The story nobody hears but many try to tell is one of a man who grew up on a farm, became a lawyer through years of hard work, resigned from the bench to fight in the war, defeated a four-term incumbent Senator to reach Washington, and led the most unpopular campaign in this country's history. The campaign I speak of, which gained him worldwide acclaim and disdain, is his fight against Communist subversion in the American political and social systems.
To make it easy, for there are books detailing his life and career in detail, I'll describe some of his most heroic accomplishments. In his childhood, he was forced to drop out of junior high school to help on the family farm. However, when the necessary work was complete, he resumed and completed his studies in high school education in just one year. He moved on to study engineering and gained a law degree from Marquette Law School in 1935.
When World War II kicked into full gear, McCarthy was three years into his judgeship on the 10th District Court (where in 1939 he became the youngest judge in Wisconsin history). He nevertheless resigned from the bench in 1942 and enlisted in the Marine Corps, later earning a commission as Lieutenant. His judicial office would have exempted him from service, but that didn't stop a man from answering the call of a nation in its time of need. McCarthy served as an intelligence briefing officer and flew eleven recorded missions as an aerial photographer and tail gunner. He was commended by Admiral Chester Nimitz and awarded the Distinguished Flying Cross in 1952, even though opponents question the Navy's decision to award it to him.
(Rarely questioned is LBJ's receipt of a Silver Star, the military's third-highest medal, for flying one mission and being shot at. The plane he was in suffered no terrible damage and his team arrived back at base after completing the mission safely. Nevertheless, LBJ played off his brief stint in the military as loudly and publicly as he could after returning home. McCarthy did nothing of the sort, knowing there were many men far more worthy of praise than he.)

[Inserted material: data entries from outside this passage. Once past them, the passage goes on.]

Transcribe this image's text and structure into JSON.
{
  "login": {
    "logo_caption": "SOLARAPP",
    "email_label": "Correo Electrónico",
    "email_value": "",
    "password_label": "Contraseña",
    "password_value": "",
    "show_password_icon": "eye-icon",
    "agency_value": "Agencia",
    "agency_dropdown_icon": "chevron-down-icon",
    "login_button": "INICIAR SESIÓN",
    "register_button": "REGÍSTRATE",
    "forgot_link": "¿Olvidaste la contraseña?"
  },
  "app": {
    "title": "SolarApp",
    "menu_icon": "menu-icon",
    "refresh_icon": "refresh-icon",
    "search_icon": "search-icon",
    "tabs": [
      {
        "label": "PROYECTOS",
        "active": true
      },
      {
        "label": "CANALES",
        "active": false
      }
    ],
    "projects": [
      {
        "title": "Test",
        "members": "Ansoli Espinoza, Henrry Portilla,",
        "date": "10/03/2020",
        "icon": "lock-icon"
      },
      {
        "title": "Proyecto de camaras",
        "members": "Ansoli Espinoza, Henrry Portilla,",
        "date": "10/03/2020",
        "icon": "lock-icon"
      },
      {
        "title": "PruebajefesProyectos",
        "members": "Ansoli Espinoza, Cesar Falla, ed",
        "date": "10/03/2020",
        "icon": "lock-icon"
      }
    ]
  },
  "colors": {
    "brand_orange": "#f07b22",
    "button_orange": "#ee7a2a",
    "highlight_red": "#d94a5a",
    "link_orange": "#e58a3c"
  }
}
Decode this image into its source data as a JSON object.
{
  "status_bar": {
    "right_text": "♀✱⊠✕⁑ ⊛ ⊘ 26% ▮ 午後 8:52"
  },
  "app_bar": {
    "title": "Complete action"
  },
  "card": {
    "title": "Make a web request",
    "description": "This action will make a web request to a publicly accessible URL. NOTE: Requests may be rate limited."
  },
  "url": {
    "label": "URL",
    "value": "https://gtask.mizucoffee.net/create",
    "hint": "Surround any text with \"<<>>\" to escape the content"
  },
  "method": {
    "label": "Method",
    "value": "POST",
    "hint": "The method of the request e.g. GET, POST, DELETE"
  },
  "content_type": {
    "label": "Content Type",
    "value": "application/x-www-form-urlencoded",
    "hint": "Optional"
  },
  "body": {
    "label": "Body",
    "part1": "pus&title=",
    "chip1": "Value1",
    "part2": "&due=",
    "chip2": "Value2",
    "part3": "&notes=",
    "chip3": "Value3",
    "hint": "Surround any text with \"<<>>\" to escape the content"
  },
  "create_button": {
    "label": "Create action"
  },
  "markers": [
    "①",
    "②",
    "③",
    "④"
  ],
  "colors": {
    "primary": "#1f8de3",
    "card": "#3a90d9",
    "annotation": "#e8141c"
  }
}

McCarthy decided to attempt a run at the U.S. Senate while still a member of the armed forces in 1944, losing to an incumbent Republican. However, after resigning commission in 1945, he set out on a mission to unseat four-term Wisconsin icon Robert M. La Follette Jr. The campaign could be described as dirty, but I prefer to call McCarthy's actions clever. He pointed out that La Follette didn't enlist in the armed forces, but it was shown that he was too old to join up even at the time Pearl Harbor was bombed. Later, McCarthy accused his opponent of war profiteering, but La Follette's affairs were clean (he had invested in a radio station). McCarthy won the race by a mere two-point margin, and his critics attribute that to his unfounded accusations. But in all reality and fairness, if they were truly unfounded then it shouldn't have been difficult to disprove them.

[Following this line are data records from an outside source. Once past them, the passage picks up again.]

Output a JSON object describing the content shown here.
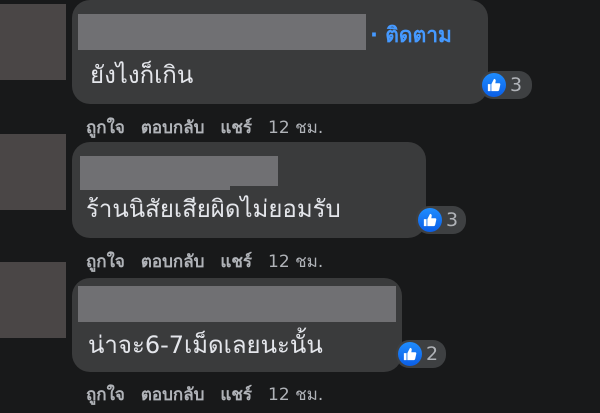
{
  "comments": [
    {
      "follow_label": "ติดตาม",
      "text": "ยังไงก็เกิน",
      "reaction_count": "3",
      "actions": {
        "like": "ถูกใจ",
        "reply": "ตอบกลับ",
        "share": "แชร์",
        "time": "12 ชม."
      }
    },
    {
      "text": "ร้านนิสัยเสียผิดไม่ยอมรับ",
      "reaction_count": "3",
      "actions": {
        "like": "ถูกใจ",
        "reply": "ตอบกลับ",
        "share": "แชร์",
        "time": "12 ชม."
      }
    },
    {
      "text": "น่าจะ6-7เม็ดเลยนะนั้น",
      "reaction_count": "2",
      "actions": {
        "like": "ถูกใจ",
        "reply": "ตอบกลับ",
        "share": "แชร์",
        "time": "12 ชม."
      }
    }
  ],
  "colors": {
    "background": "#18191a",
    "bubble": "#3a3b3c",
    "accent": "#4599ff",
    "like": "#1877f2"
  }
}
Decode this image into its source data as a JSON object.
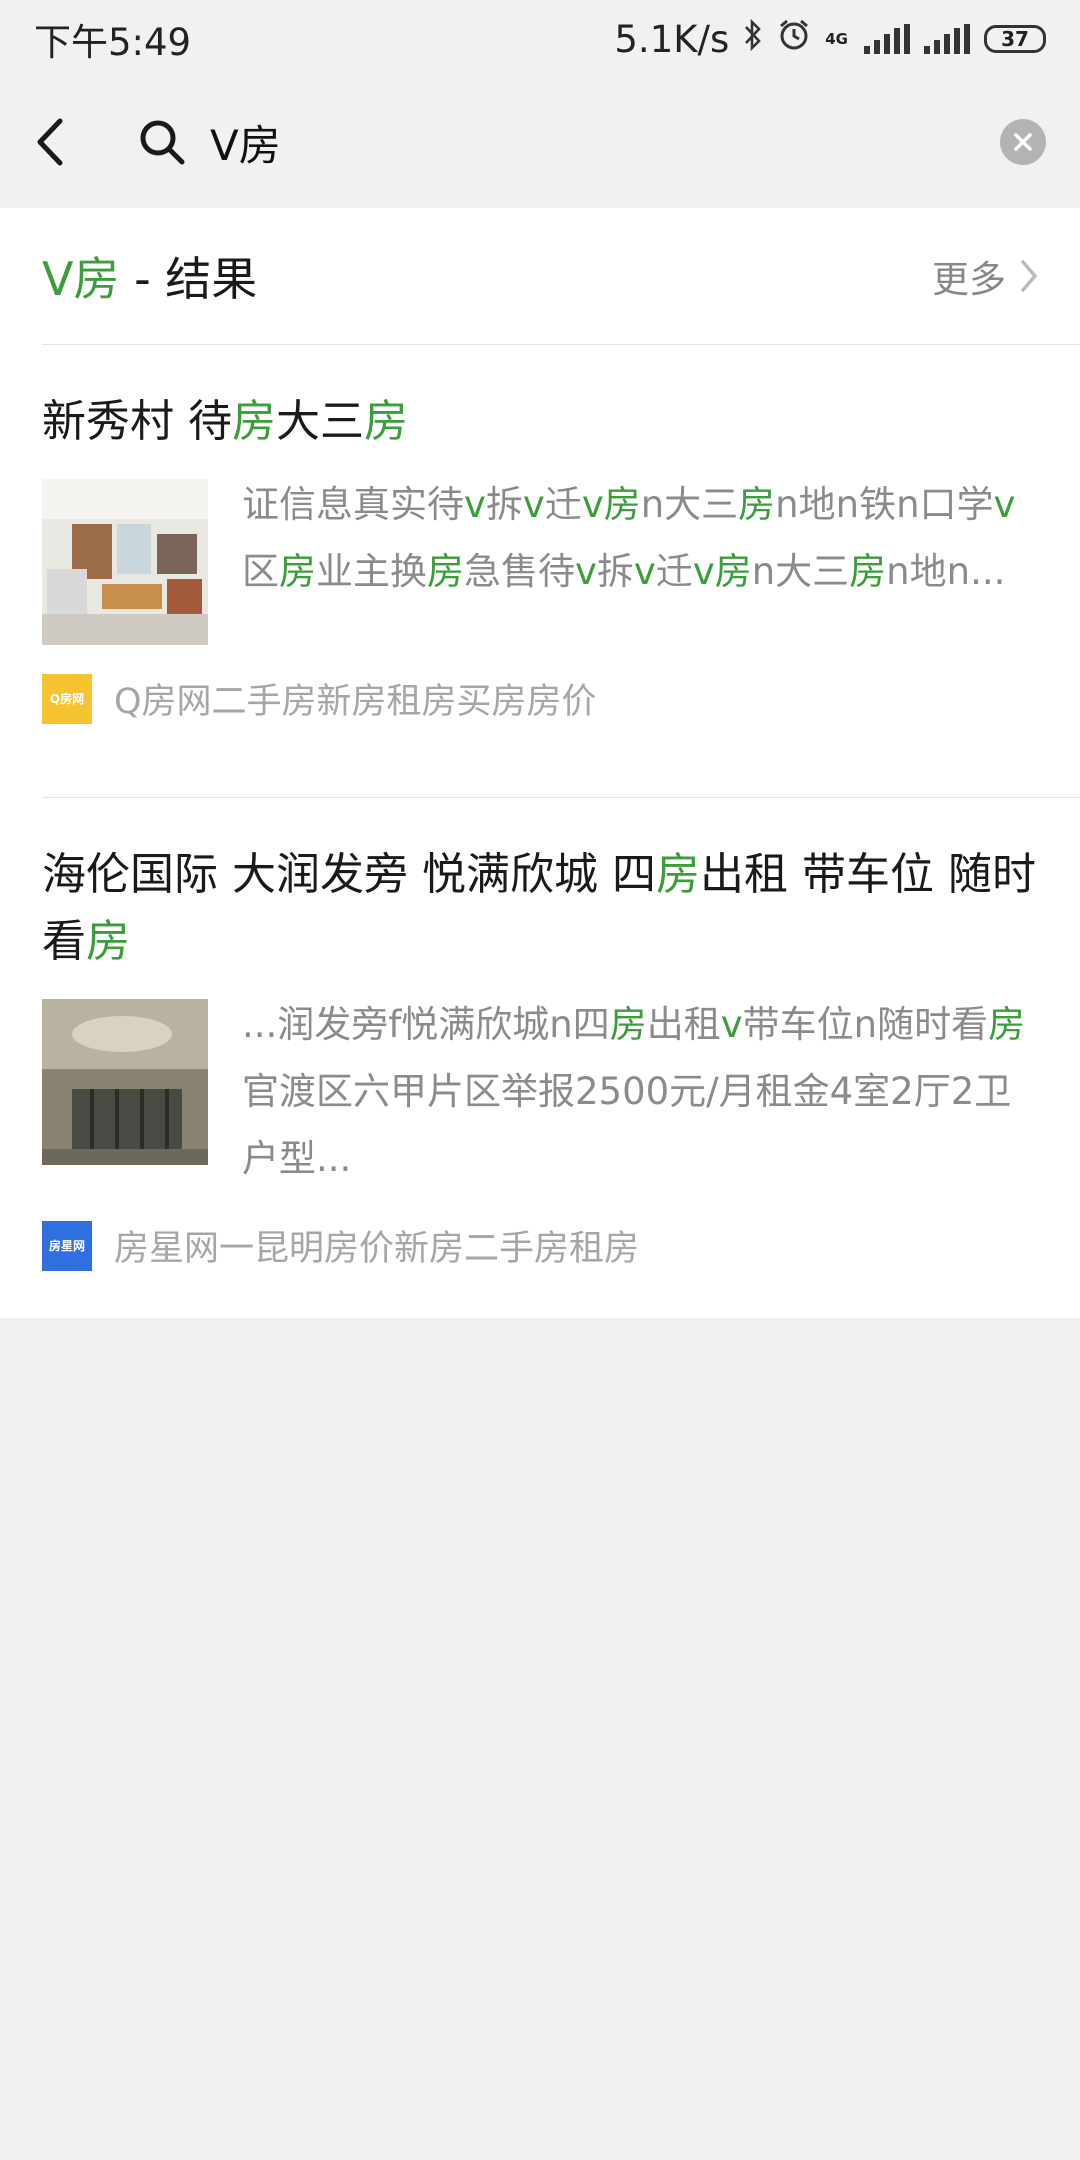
{
  "status_bar": {
    "time": "下午5:49",
    "net_speed": "5.1K/s",
    "network": "4G",
    "battery": "37"
  },
  "search": {
    "query": "V房"
  },
  "section": {
    "title_highlight": "V房",
    "title_rest": " - 结果",
    "more_label": "更多"
  },
  "results": [
    {
      "title": [
        {
          "t": "新秀村 待",
          "hl": false
        },
        {
          "t": "房",
          "hl": true
        },
        {
          "t": "大三",
          "hl": false
        },
        {
          "t": "房",
          "hl": true
        }
      ],
      "snippet": [
        {
          "t": "证信息真实待",
          "hl": false
        },
        {
          "t": "v",
          "hl": true
        },
        {
          "t": "拆",
          "hl": false
        },
        {
          "t": "v",
          "hl": true
        },
        {
          "t": "迁",
          "hl": false
        },
        {
          "t": "v房",
          "hl": true
        },
        {
          "t": "n大三",
          "hl": false
        },
        {
          "t": "房",
          "hl": true
        },
        {
          "t": "n地n铁n口学",
          "hl": false
        },
        {
          "t": "v",
          "hl": true
        },
        {
          "t": "区",
          "hl": false
        },
        {
          "t": "房",
          "hl": true
        },
        {
          "t": "业主换",
          "hl": false
        },
        {
          "t": "房",
          "hl": true
        },
        {
          "t": "急售待",
          "hl": false
        },
        {
          "t": "v",
          "hl": true
        },
        {
          "t": "拆",
          "hl": false
        },
        {
          "t": "v",
          "hl": true
        },
        {
          "t": "迁",
          "hl": false
        },
        {
          "t": "v房",
          "hl": true
        },
        {
          "t": "n大三",
          "hl": false
        },
        {
          "t": "房",
          "hl": true
        },
        {
          "t": "n地n...",
          "hl": false
        }
      ],
      "source": "Q房网二手房新房租房买房房价",
      "source_logo_text": "Q房网",
      "source_logo_color": "#f6c431"
    },
    {
      "title": [
        {
          "t": "海伦国际 大润发旁 悦满欣城 四",
          "hl": false
        },
        {
          "t": "房",
          "hl": true
        },
        {
          "t": "出租 带车位 随时看",
          "hl": false
        },
        {
          "t": "房",
          "hl": true
        }
      ],
      "snippet": [
        {
          "t": "...润发旁f悦满欣城n四",
          "hl": false
        },
        {
          "t": "房",
          "hl": true
        },
        {
          "t": "出租",
          "hl": false
        },
        {
          "t": "v",
          "hl": true
        },
        {
          "t": "带车位n随时看",
          "hl": false
        },
        {
          "t": "房",
          "hl": true
        },
        {
          "t": "官渡区六甲片区举报2500元/月租金4室2厅2卫户型...",
          "hl": false
        }
      ],
      "source": "房星网一昆明房价新房二手房租房",
      "source_logo_text": "房星网",
      "source_logo_color": "#2f6fe0"
    }
  ],
  "colors": {
    "highlight": "#3a9e3a",
    "page_bg": "#f1f1f1"
  }
}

McCarthy became famous for his anti-Communism in 1950, following a Lincoln Day speech to the Republican Women's Club of Wheeling, West Virginia. He claimed to have a list of 57 "known Communists" out of 205 members of the State Department who should not have been working there (these figures were much disputed in later years, whether he meant 57 Communists or 205). He was repeatedly investigated and many attempted to smear him, but he remained a popular national figure nonetheless.
In the 1990s, decrypted Soviet cables known as the VENONA project were declassified. The cables referenced 349 citizens, immigrants, etc. living in the United States that were members of a massive underground Communist conspiracy to steal information from the U.S. and relay it to the leaders of the Soviet Union. Several of the people McCarthy listed in 1950 were incriminated by VENONA, but nobody will ever give him credit for this.
Indeed, his methods were unorthodox and his actions were many times cruel. He was a drinker and suspected morphine addict, but he was always a patriot. He devoted his life, and destroyed it, trying to uncover a massive conspiracy to destroy the country he loved. For his actions he was vilified and today, McCarthyism is one of the most recognizably negative terms when referancing government actions. It remains so popular, in fact, that a LexisNexis search of major newspapers uncovered 47 articles in the past six months mentioning the term at least once. The articles range from local politics to international affairs, including an instance in Israel concerning the "purging" of Sharon loyalists from the Likud Party.
McCarthy never sought fame and fortune, he simply fought for his beliefs. He didn't do it eloquently; he did it forcefully. He will eternally be remembered as a man who destroyed innocent lives, but he may never be vindicated. This man was a hero and a patriot who fought bravely in wartime, as well as peacetime. May he rest in peace, knowing that there are still a few of us who know the truth about his honorable fight to protect us from Communism.